3

19 2 0
                                    

Setelah kelas usai, semua anak pun keluar dari ruang kelas, begitu pula denganku dan Nia yang kini berjalan beriringan menuju parkiran kampus.

"Nath, gue kayaknya harus balik duluan deh, disuruh cepet-cepet pulang sama ortu." Ujarnya dengan wajah tak enak.

"Yailah, gapapa Ni. Btw, kenapa disuruh balik cepet-cepet? Bukannya ortu kamu lagi di luar negeri? " Tanyaku penasaran, karena setahuku Om Haris, papa Nia sedang berada di luar negeri untuk urusan bisnis dan ditemani juga oleh istrinya, Tante Rini.

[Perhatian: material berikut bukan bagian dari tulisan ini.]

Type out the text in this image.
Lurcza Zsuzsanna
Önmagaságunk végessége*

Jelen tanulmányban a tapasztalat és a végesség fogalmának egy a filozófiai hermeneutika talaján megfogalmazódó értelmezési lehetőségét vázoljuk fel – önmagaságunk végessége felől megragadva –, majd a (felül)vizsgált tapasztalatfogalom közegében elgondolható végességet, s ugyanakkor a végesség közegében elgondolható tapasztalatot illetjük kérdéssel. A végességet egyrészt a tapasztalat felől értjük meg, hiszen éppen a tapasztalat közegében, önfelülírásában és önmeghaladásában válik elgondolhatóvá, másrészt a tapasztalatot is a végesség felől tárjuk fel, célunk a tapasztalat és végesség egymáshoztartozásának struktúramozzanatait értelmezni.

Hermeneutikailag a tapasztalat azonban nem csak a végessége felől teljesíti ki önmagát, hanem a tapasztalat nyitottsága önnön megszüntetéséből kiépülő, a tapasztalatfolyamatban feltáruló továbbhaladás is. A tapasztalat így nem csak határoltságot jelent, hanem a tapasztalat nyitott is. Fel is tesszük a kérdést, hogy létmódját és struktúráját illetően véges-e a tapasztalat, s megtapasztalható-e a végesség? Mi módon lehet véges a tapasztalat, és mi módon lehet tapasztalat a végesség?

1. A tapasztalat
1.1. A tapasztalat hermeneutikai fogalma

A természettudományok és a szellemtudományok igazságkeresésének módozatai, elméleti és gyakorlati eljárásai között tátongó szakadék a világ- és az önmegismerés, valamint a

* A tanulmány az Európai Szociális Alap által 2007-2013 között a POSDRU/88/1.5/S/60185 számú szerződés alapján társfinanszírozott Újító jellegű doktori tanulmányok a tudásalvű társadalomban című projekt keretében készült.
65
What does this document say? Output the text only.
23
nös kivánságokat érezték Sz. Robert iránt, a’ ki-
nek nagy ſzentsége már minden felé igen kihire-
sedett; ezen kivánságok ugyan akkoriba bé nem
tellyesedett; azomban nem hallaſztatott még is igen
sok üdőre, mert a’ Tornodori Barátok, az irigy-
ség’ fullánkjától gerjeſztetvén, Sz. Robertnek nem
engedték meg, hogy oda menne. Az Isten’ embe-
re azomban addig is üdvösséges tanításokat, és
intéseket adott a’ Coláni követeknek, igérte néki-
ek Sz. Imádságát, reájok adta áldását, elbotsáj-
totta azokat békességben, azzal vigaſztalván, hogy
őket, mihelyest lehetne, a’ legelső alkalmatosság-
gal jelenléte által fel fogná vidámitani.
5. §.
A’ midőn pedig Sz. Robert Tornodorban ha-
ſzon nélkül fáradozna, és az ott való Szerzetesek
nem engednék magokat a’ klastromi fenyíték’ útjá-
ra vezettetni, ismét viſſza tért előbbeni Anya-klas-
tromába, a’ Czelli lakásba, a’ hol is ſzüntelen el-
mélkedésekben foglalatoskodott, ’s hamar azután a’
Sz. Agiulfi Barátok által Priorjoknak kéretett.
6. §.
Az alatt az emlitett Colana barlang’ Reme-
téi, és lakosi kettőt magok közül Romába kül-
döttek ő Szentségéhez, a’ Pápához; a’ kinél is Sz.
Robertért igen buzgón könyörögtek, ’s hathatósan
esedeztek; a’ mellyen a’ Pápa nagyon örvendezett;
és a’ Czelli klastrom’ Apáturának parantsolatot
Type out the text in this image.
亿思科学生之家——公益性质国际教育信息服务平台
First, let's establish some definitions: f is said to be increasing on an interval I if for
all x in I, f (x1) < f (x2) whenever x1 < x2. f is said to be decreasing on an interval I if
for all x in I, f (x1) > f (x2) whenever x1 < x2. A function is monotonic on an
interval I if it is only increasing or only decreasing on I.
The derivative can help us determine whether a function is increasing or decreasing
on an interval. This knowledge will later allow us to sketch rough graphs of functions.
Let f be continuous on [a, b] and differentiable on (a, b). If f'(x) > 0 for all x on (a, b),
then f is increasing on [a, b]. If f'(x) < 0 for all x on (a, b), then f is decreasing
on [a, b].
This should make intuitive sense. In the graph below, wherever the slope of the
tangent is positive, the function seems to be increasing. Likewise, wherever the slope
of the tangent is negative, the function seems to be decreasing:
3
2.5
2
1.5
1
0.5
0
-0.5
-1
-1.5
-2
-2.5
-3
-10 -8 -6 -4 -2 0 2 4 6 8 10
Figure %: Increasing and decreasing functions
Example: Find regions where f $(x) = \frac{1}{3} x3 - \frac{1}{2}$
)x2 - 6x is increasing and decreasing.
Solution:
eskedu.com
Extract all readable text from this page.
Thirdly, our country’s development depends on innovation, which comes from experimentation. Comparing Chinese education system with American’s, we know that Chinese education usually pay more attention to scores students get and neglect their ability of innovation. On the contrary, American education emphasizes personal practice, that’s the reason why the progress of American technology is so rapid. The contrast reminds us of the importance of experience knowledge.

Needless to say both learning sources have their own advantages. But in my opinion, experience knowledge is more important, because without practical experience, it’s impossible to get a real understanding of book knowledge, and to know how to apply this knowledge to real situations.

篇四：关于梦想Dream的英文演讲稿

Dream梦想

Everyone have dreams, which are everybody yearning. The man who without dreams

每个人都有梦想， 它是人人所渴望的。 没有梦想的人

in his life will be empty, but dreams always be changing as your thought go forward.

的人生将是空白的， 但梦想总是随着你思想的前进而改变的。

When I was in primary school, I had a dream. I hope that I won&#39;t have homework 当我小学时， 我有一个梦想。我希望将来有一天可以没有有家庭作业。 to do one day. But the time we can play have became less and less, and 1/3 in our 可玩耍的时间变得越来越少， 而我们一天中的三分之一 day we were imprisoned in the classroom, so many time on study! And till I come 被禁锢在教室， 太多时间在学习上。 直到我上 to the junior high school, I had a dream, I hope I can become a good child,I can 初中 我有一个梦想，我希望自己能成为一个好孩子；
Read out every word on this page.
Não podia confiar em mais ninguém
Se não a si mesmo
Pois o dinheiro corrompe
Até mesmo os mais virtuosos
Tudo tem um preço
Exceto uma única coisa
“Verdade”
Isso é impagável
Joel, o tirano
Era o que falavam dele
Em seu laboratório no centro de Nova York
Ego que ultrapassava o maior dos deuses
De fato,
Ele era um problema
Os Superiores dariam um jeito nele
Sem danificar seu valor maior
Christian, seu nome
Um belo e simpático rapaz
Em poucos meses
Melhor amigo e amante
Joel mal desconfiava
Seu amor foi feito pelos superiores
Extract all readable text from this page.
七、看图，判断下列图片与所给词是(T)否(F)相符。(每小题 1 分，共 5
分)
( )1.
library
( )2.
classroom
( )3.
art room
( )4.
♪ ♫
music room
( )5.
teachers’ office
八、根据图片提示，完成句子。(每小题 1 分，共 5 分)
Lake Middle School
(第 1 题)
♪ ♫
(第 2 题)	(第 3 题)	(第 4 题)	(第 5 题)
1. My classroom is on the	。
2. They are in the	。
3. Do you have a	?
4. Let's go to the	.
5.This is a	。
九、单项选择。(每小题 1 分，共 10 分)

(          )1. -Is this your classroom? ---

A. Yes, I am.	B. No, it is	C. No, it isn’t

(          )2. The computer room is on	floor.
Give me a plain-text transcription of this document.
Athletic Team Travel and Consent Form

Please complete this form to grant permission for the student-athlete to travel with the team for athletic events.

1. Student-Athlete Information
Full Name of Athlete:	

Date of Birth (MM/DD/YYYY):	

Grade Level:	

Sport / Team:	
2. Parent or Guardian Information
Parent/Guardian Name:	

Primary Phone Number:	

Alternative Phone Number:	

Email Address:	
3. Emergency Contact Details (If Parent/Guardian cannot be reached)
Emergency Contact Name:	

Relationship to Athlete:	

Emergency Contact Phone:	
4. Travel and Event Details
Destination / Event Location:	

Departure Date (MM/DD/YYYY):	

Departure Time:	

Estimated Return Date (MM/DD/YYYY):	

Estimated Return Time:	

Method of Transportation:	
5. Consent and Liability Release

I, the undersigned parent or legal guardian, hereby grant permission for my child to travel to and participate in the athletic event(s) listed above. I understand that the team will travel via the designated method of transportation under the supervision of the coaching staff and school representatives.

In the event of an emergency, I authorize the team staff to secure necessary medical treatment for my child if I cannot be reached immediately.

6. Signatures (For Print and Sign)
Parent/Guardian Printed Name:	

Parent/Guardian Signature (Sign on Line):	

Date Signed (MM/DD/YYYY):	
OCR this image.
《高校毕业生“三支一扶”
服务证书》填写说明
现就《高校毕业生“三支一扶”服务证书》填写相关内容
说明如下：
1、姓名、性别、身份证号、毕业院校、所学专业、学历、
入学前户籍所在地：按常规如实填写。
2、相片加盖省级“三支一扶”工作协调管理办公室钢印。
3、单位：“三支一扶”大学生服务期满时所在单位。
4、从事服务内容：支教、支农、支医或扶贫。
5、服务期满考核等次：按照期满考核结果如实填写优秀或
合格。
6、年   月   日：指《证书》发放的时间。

"Yah, ortu gue sih di luar negeri, kakak gue noh, malah balik ke Indo, bikin ribet. Jadi gue kan yang di suruh nemenin. Padahal gue yakin tuh, pas gue balik, dia yang pergi ke luar, malah mungkin sekarang dia lagi ada di apartemennya, bukannya dirumah. Lagi pula dia juga belom tentu suka gue temenin kan? Dia kan orang pinter nan mandiri, kebanggaan ortu gue, masa iya..." Oceh Nia panjang lebar yang cepat-cepat kupotong.

"Ni, cukup, kalo ngomong tuh pelan-pelan kenapa sih." Ujarku sambil terkekeh melihat ekspresi Nia yang sedang kesal. Selama tiga tahun pertemanan kami, aku memang tidak pernah bertemu langsung dengan kakak temanku ini, akan tetapi Nia terkadang bercerita tentang kakaknya. Dari semua yang ia ceritakan, aku dapat menyimpulkan bahwa hubungan Nia dan kakaknya ini memang tidak akrab, bahkan seperti orang asing. "Eh, tapi seinget aku, bukannya kamu bilang kakak kamu itu dapet kerja di luar negeri ya? Kok tiba-tiba balik ke Indo?"

"Nah itu dia masalahnya. Udah seneng banget tuh gue, pas tau dia kerja dapet kerja di luar negeri. Eh, dia malah nolak, gak jelas apa alesannya. Apa daya, orang pinter nolak kerja di luar, gak lama dapet lagi yang di dalem negeri. Bikin kesel aja!!" Dengus Nia menunjukkan raut tidak sukanya.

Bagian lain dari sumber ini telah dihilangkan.